Frictions have also emerged again in Italy’s ruling coalition, most recently over the management of EU recovery funds for Italy in the wake of the pandemic and reform of the European Stability Mechanism, the euro zone’s bailout fund.
Scores of rebels within M5S had threatened to oppose the government on supporting the reform at an EU level. But in the end Italy’s Parliament gave the go-ahead earlier in December (Dec.9) for the prime minister to approve the changes when EU leaders met at a summit on Dec. 10-11.
According to Wolfango Piccoli, co-president of Teneo Intelligence, the pandemic has allowed Conte “to concentrate power and secure significant leeway from his political backers” but he has since been found wanting.

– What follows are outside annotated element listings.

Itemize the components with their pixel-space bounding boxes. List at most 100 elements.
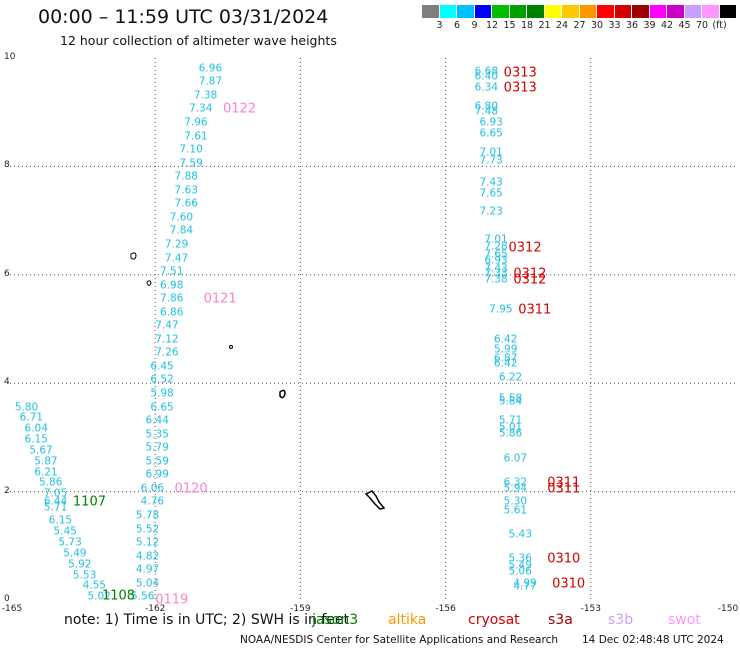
- wave-height-value: 5.02: [87, 590, 111, 603]
- pass-date-label: 0311: [547, 481, 581, 497]
- wave-height-value: 6.65: [150, 401, 174, 414]
- pass-date-label: 0312: [513, 272, 547, 288]
- wave-height-value: 5.79: [145, 441, 169, 454]
- legend-tick-label: 15: [503, 20, 516, 31]
- wave-height-value: 7.63: [174, 184, 198, 197]
- wave-height-value: 6.99: [145, 468, 169, 481]
- wave-height-value: 7.96: [184, 116, 208, 129]
- wave-height-value: 5.87: [34, 455, 58, 468]
- wave-height-value: 5.49: [63, 547, 87, 560]
- wave-height-value: 6.42: [494, 333, 518, 346]
- pass-date-label: 0122: [222, 101, 257, 117]
- wave-height-value: 4.97: [135, 563, 160, 576]
- wave-height-value: 4.99: [513, 577, 537, 590]
- wave-height-value: 7.47: [155, 319, 179, 332]
- wave-height-value: 6.98: [160, 279, 184, 292]
- wave-height-value: 6.86: [160, 306, 184, 319]
- wave-height-value: 6.87: [494, 352, 518, 365]
- wave-height-value: 5.59: [145, 455, 169, 468]
- wave-height-value: 5.36: [508, 552, 532, 565]
- island-outline: [130, 252, 137, 260]
- wave-height-value: 7.12: [155, 333, 179, 346]
- wave-height-value: 7.43: [479, 176, 503, 189]
- island-outline: [146, 280, 152, 286]
- wave-height-value: 5.78: [135, 509, 160, 522]
- legend-tick-label: 12: [485, 20, 499, 31]
- wave-height-value: 7.51: [160, 265, 184, 278]
- legend-tick-label: 18: [520, 20, 534, 31]
- pass-date-label: 1107: [72, 494, 106, 510]
- graticule: [10, 58, 736, 600]
- wave-height-value: 7.61: [184, 130, 208, 143]
- x-tick-label: -153: [580, 604, 602, 614]
- pass-date-label: 0120: [174, 481, 208, 497]
- y-tick-label: 0: [4, 594, 10, 604]
- map-plot-area: [10, 58, 736, 600]
- wave-height-value: 5.30: [503, 495, 528, 508]
- wave-height-value: 4.77: [513, 580, 537, 593]
- wave-height-value: 6.52: [150, 373, 174, 386]
- wave-height-value: 7.05: [43, 487, 68, 500]
- legend-tick-label: 21: [538, 20, 551, 31]
- wave-height-value: 7.10: [179, 143, 203, 156]
- pass-date-label: 0119: [155, 592, 189, 608]
- legend-swatch: [509, 5, 527, 18]
- wave-height-value: 6.44: [43, 495, 68, 508]
- wave-height-value: 6.21: [34, 466, 58, 479]
- wave-height-value: 6.40: [474, 70, 499, 83]
- island-outline: [279, 389, 286, 399]
- wave-height-value: 6.32: [503, 476, 528, 489]
- wave-height-value: 5.49: [508, 559, 532, 572]
- pass-date-label: 0121: [203, 291, 237, 307]
- wave-height-value: 7.86: [160, 292, 184, 305]
- legend-swatch: [684, 5, 702, 18]
- legend-tick-label: 27: [573, 20, 586, 31]
- legend-tick-label: 30: [590, 20, 604, 31]
- legend-swatch: [492, 5, 510, 18]
- wave-height-value: 6.93: [484, 254, 508, 267]
- wave-height-value: 7.65: [484, 248, 508, 261]
- wave-height-value: 7.29: [164, 238, 189, 251]
- legend-tick-label: 9: [471, 20, 478, 31]
- wave-height-value: 6.22: [498, 371, 523, 384]
- wave-height-value: 6.06: [140, 482, 165, 495]
- credit-text: NOAA/NESDIS Center for Satellite Applica…: [240, 634, 558, 646]
- wave-height-value: 6.42: [494, 357, 518, 370]
- pass-date-label: 0313: [503, 65, 537, 81]
- wave-height-value: 6.04: [24, 422, 48, 435]
- wave-height-value: 7.26: [155, 346, 179, 359]
- wave-height-value: 5.92: [68, 558, 92, 571]
- y-tick-label: 8: [4, 160, 10, 171]
- wave-height-value: 6.80: [474, 100, 499, 113]
- color-scale-ticks: 3 6 9 12 15 18 21 24 27 30 33 36 39 42 45 70 (ft): [422, 20, 740, 34]
- x-tick-label: -159: [290, 604, 311, 614]
- wave-height-value: 6.45: [150, 360, 174, 373]
- wave-height-value: 5.35: [145, 428, 169, 441]
- y-tick-label: 4: [4, 377, 10, 388]
- y-tick-label: 10: [4, 52, 16, 62]
- wave-height-value: 7.38: [484, 273, 508, 286]
- mission-label: altika: [388, 612, 427, 628]
- color-scale-legend: [422, 5, 737, 18]
- island-outline: [229, 345, 233, 349]
- wave-height-value: 7.47: [164, 252, 189, 265]
- legend-tick-label: (ft): [712, 20, 727, 31]
- wave-height-value: 7.28: [484, 240, 508, 253]
- legend-tick-label: 70: [695, 20, 709, 31]
- wave-height-value: 5.86: [39, 476, 63, 489]
- wave-height-value: 4.76: [140, 495, 165, 508]
- wave-height-value: 7.65: [479, 187, 503, 199]
- legend-tick-label: 33: [608, 20, 621, 31]
- islands: [130, 252, 386, 510]
- legend-swatch: [667, 5, 685, 18]
- wave-height-value: 5.43: [508, 528, 532, 541]
- legend-tick-label: 42: [660, 20, 674, 31]
- x-tick-label: -150: [717, 604, 739, 614]
- wave-height-value: 7.34: [189, 102, 213, 115]
- pass-date-label: 1108: [101, 588, 136, 604]
- generated-timestamp: 14 Dec 02:48:48 UTC 2024: [582, 634, 724, 646]
- wave-height-value: 4.55: [82, 579, 106, 592]
- wave-height-value: 7.23: [479, 205, 503, 218]
- wave-height-value: 4.82: [135, 550, 160, 563]
- pass-date-label: 0311: [547, 475, 581, 491]
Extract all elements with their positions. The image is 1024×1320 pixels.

“The government’s disastrous management of the second wave of Covid-19, coupled with the inefficient handling of the financial aid pledged to businesses and workers and an amateurish communication policy, have undermined Conte’s standing,” Piccoli said in a note.
Piccoli has forecast a limited cabinet reshuffle in January as the fragile governing coalition seeks to iron out its differences and formulate a new political program. But, he said, “looking further ahead, Conte’s third government will remain a fragile governing arrangement that is utterly inadequate to lead the country out of the economic quagmire precipitated by the pandemic.”
The prospect of new elections is still far off, experts say, for now, but Eurasia Group’s Federico Santi noted that “Conte is still on shaky ground,” nonetheless.
“None of the parties in the government want snap elections, which remain a distant prospect. But many in the coalition would welcome a change in government that brings in a new prime minister, backed by a similar coalition in parliament,” Santi said.
“I suspect that as the healthcare emergency gradually lets up next year, attempts to get rid of Conte will resume in earnest.”